Last night when the plane landed in Honolulu, some folks were clapping. Unsurprisingly, there was the instant clanking of the metal belts being unclipped. Surprisingly, there wasn’t a massive wave of urgency to deplane as I’d viscerally felt when I landed at LaGuardia in New York last September. On that plane, everyone had to assert the urgency to get off the plane by standing and getting their suitcases.
Similar to feeling peer pressure to J-walk across the sidewalk, everyone is determined to get somewhere. No matter where it is, people love acting like time is the most precious thing on this earth.
The tortoise wins against the hare in the end after all right?!
Life isn’t about winning though. Sure, urgency can lead to action, but that is a short-term game I am playing. If I zoom out on the time I have realistically, I can be more intentional with the choices I am making. Direction is more important than speed.

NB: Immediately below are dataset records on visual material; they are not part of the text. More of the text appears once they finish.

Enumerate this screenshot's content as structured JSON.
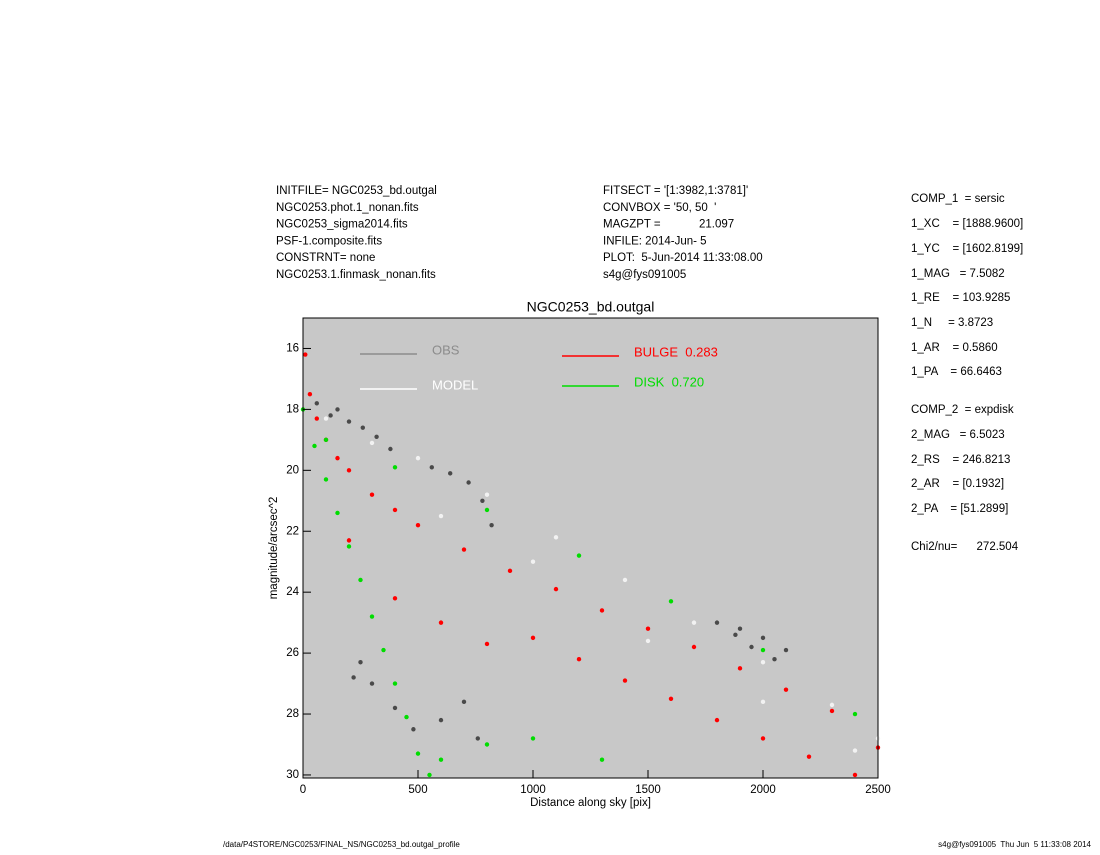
{
  "header": {
    "left": [
      "INITFILE= NGC0253_bd.outgal",
      "NGC0253.phot.1_nonan.fits",
      "NGC0253_sigma2014.fits",
      "PSF-1.composite.fits",
      "CONSTRNT= none",
      "NGC0253.1.finmask_nonan.fits"
    ],
    "center": [
      "FITSECT = '[1:3982,1:3781]'",
      "CONVBOX = '50, 50  '",
      "MAGZPT =            21.097",
      "INFILE: 2014-Jun- 5",
      "PLOT:  5-Jun-2014 11:33:08.00",
      "s4g@fys091005"
    ],
    "right": [
      "COMP_1  = sersic",
      "1_XC    = [1888.9600]",
      "1_YC    = [1602.8199]",
      "1_MAG   = 7.5082",
      "1_RE    = 103.9285",
      "1_N     = 3.8723",
      "1_AR    = 0.5860",
      "1_PA    = 66.6463",
      "COMP_2  = expdisk",
      "2_MAG   = 6.5023",
      "2_RS    = 246.8213",
      "2_AR    = [0.1932]",
      "2_PA    = [51.2899]",
      "Chi2/nu=      272.504"
    ]
  },
  "footer": {
    "left": "/data/P4STORE/NGC0253/FINAL_NS/NGC0253_bd.outgal_profile",
    "right": "s4g@fys091005  Thu Jun  5 11:33:08 2014"
  },
  "chart_data": {
    "type": "scatter",
    "title": "NGC0253_bd.outgal",
    "x_label": "Distance along sky [pix]",
    "y_label": "magnitude/arcsec^2",
    "xlim": [
      0,
      2500
    ],
    "ylim": [
      15,
      30.1
    ],
    "y_inverted": true,
    "xticks": [
      0,
      500,
      1000,
      1500,
      2000,
      2500
    ],
    "yticks": [
      16,
      18,
      20,
      22,
      24,
      26,
      28,
      30
    ],
    "background": "#c8c8c8",
    "series": [
      {
        "name": "OBS",
        "color": "#4a4a4a",
        "legend_color": "#8c8c8c",
        "x": [
          60,
          120,
          150,
          200,
          260,
          320,
          380,
          560,
          640,
          720,
          780,
          820,
          1900,
          1950,
          2000,
          2050,
          2100,
          1800,
          1880,
          300,
          400,
          480,
          600,
          700,
          760,
          220,
          250
        ],
        "y": [
          17.8,
          18.2,
          18,
          18.4,
          18.6,
          18.9,
          19.3,
          19.9,
          20.1,
          20.4,
          21,
          21.8,
          25.2,
          25.8,
          25.5,
          26.2,
          25.9,
          25,
          25.4,
          27,
          27.8,
          28.5,
          28.2,
          27.6,
          28.8,
          26.8,
          26.3
        ]
      },
      {
        "name": "MODEL",
        "color": "#f2f2f2",
        "legend_color": "#ffffff",
        "x": [
          100,
          300,
          500,
          800,
          1100,
          1400,
          1700,
          2000,
          2300,
          2500,
          600,
          1000,
          1500,
          2000,
          2400
        ],
        "y": [
          18.3,
          19.1,
          19.6,
          20.8,
          22.2,
          23.6,
          25,
          26.3,
          27.7,
          28.8,
          21.5,
          23,
          25.6,
          27.6,
          29.2
        ]
      },
      {
        "name": "BULGE  0.283",
        "color": "#ff0000",
        "legend_color": "#ff0000",
        "x": [
          10,
          30,
          60,
          100,
          150,
          200,
          300,
          400,
          500,
          700,
          900,
          1100,
          1300,
          1500,
          1700,
          1900,
          2100,
          2300,
          2500,
          200,
          400,
          600,
          800,
          1000,
          1200,
          1400,
          1600,
          1800,
          2000,
          2200,
          2400
        ],
        "y": [
          16.2,
          17.5,
          18.3,
          19,
          19.6,
          20,
          20.8,
          21.3,
          21.8,
          22.6,
          23.3,
          23.9,
          24.6,
          25.2,
          25.8,
          26.5,
          27.2,
          27.9,
          29.1,
          22.3,
          24.2,
          25,
          25.7,
          25.5,
          26.2,
          26.9,
          27.5,
          28.2,
          28.8,
          29.4,
          30
        ]
      },
      {
        "name": "DISK  0.720",
        "color": "#00dd00",
        "legend_color": "#00dd00",
        "x": [
          0,
          50,
          100,
          150,
          200,
          250,
          300,
          350,
          400,
          450,
          500,
          550,
          100,
          400,
          800,
          1200,
          1600,
          2000,
          2400,
          600,
          800,
          1000,
          1300
        ],
        "y": [
          18,
          19.2,
          20.3,
          21.4,
          22.5,
          23.6,
          24.8,
          25.9,
          27,
          28.1,
          29.3,
          30,
          19,
          19.9,
          21.3,
          22.8,
          24.3,
          25.9,
          28,
          29.5,
          29,
          28.8,
          29.5
        ]
      }
    ]
  }
}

So what is all this rushing actually about?!
Time is *the ultimate commodity*.
We only have 24 hours of it today, tomorrow, and until our deathbeds. It’s easy to look at this constraint with scarcity and create a sense of urgency that drives motivation. (aka to get sh*t done.)

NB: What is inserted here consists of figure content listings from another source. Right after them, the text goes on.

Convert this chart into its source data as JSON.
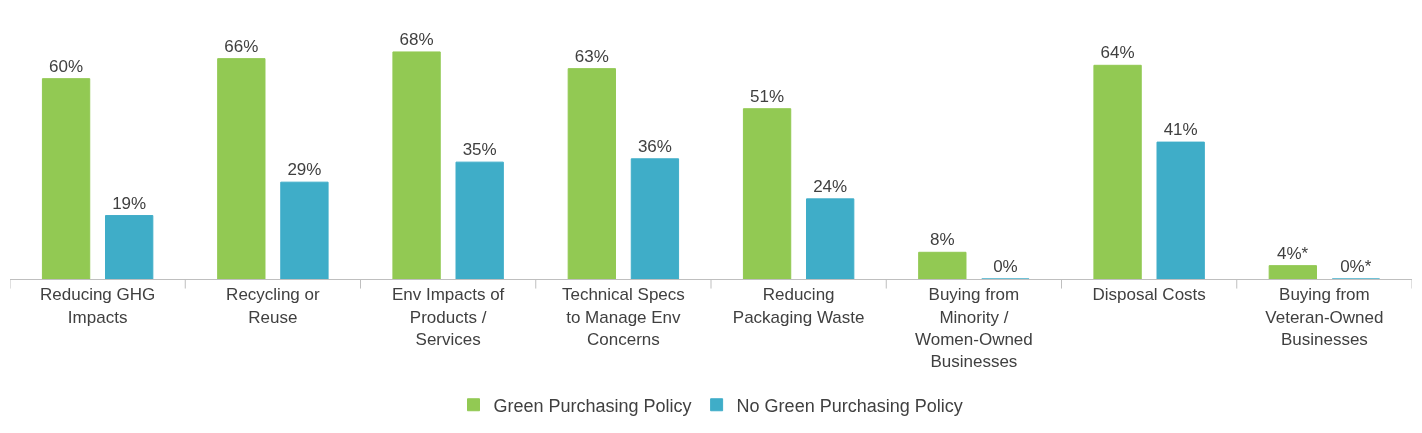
{
  "chart_data": {
    "type": "bar",
    "categories": [
      "Reducing GHG Impacts",
      "Recycling or Reuse",
      "Env Impacts of Products / Services",
      "Technical Specs to Manage Env Concerns",
      "Reducing Packaging Waste",
      "Buying from Minority / Women-Owned Businesses",
      "Disposal Costs",
      "Buying from Veteran-Owned Businesses"
    ],
    "series": [
      {
        "name": "Green Purchasing Policy",
        "color": "#92c953",
        "values": [
          60,
          66,
          68,
          63,
          51,
          8,
          64,
          4
        ],
        "value_labels": [
          "60%",
          "66%",
          "68%",
          "63%",
          "51%",
          "8%",
          "64%",
          "4%*"
        ]
      },
      {
        "name": "No Green Purchasing Policy",
        "color": "#3fadc8",
        "values": [
          19,
          29,
          35,
          36,
          24,
          0,
          41,
          0
        ],
        "value_labels": [
          "19%",
          "29%",
          "35%",
          "36%",
          "24%",
          "0%",
          "41%",
          "0%*"
        ]
      }
    ],
    "legend": "bottom"
  }
}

BUT this also makes us look at life in fear of death. Or as my brother sarcastically and philosophically stated during aprés ski last week, “Life is just delaying death.” Talk about morbid, I know.
Having a polar opposite mindset of abundance feels reckless and I don’t know if I would ever *not* procrastinate with that mindset. Exhibit A: Twilight saga’s immortal vampire Edward Cullen’s bookcase and music collection. Exhibit B: If I had forever to become a writer, then when would I actually send out these newsletters? In a backward way, death is what forces me to push publish each week to prove my identity as a writer.

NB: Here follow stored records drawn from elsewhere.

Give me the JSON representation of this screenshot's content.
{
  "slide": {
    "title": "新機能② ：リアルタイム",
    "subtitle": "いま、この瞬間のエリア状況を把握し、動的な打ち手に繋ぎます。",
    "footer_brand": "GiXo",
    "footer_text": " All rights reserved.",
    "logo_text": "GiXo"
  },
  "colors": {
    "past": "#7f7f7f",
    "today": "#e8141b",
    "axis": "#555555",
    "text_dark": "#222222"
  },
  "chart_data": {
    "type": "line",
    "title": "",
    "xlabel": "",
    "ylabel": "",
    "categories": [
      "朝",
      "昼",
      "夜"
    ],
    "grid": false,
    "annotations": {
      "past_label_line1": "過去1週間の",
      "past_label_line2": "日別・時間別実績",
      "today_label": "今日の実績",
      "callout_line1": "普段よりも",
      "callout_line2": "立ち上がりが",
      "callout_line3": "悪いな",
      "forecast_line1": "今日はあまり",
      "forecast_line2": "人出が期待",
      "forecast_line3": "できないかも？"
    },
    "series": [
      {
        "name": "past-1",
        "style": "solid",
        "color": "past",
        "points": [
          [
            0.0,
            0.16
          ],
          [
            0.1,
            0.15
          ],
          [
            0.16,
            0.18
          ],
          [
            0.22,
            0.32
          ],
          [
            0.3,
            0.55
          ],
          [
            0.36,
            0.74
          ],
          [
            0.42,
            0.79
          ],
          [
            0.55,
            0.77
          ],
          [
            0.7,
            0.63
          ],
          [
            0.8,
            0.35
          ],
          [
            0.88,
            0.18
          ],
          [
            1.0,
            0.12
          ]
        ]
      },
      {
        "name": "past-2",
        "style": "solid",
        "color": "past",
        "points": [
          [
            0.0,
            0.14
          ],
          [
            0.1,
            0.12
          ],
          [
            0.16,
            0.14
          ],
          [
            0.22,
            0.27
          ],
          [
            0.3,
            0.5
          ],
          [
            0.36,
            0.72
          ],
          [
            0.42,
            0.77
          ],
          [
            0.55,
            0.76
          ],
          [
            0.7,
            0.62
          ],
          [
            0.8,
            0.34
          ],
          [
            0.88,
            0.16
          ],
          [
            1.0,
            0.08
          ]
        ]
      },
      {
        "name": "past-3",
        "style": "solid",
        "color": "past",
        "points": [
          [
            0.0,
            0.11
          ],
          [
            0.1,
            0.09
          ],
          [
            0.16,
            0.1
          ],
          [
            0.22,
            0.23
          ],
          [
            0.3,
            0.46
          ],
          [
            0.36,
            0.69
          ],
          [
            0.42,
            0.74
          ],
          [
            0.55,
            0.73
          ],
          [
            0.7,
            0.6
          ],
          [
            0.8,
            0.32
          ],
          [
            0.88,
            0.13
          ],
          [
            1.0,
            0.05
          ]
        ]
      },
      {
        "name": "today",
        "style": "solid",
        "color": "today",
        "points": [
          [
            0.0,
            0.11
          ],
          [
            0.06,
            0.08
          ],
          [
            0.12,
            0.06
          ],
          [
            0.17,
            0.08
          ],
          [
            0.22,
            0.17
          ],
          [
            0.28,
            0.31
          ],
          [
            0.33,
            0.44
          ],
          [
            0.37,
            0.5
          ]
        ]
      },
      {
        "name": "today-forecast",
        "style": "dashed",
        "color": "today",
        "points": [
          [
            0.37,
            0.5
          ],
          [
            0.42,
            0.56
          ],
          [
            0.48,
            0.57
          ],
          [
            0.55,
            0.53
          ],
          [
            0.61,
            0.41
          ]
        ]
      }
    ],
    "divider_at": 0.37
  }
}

SO instead of living in fear, what’s the second-best option? It is to view time more mindfully and live in the present moment. For an overthinker like myself, this is much easier to type out and tell you to do than for me to actually practice.
Think about this hypothetical situation: if I rush the day-to-day of the week to get to my exciting plans on the weekend, then that means that five sevenths (five out of the seven days) of my working life is focused on the future rather than embracing this moment. The time where my feet are right now is the most important.
I’ve been seeing the saying "slow is smooth. smooth is fast." pop up again and again in the productivity bubbles that I find myself swimming in. This is a manipulation of choosing to be slow not to be kinder to myself, but to reverse engineer the process to create results that soar. Example: I type with higher fluency when I slow down to type accurately rather than rushing through.
I typically tend to regret any decision when I make it rushed. With this kernel of insight, I dedicated this past year to patience.
Patience took shape in my life in 2022 in many unique and unplanned ways. None of them had immediate gratification. A handful of them:
- Sending notes by post mail and waiting for them to be received by the recipient
- Quitting caffeine and waiting for my body to wake up before my brain did
- Becoming sober and needing to be in the mood to have fun rather than having an inebriant to prompt it
- Waiting to wax body hair instead of shaving
- Using the sun to wake up instead of an alarm clock
- Spending Wednesday nights meditating for two hours
Patience is what keeps me calm and steadily listening more to my body. With patience, my metaphoric sailboat is at an even keel.
Sure, this makes me more like a grandma to embrace slowness, but I’m a groovy hip grandma. I’m ‘cheersing’ to the others out there with my sparkling cider at sunset so I still have time for my evening routine!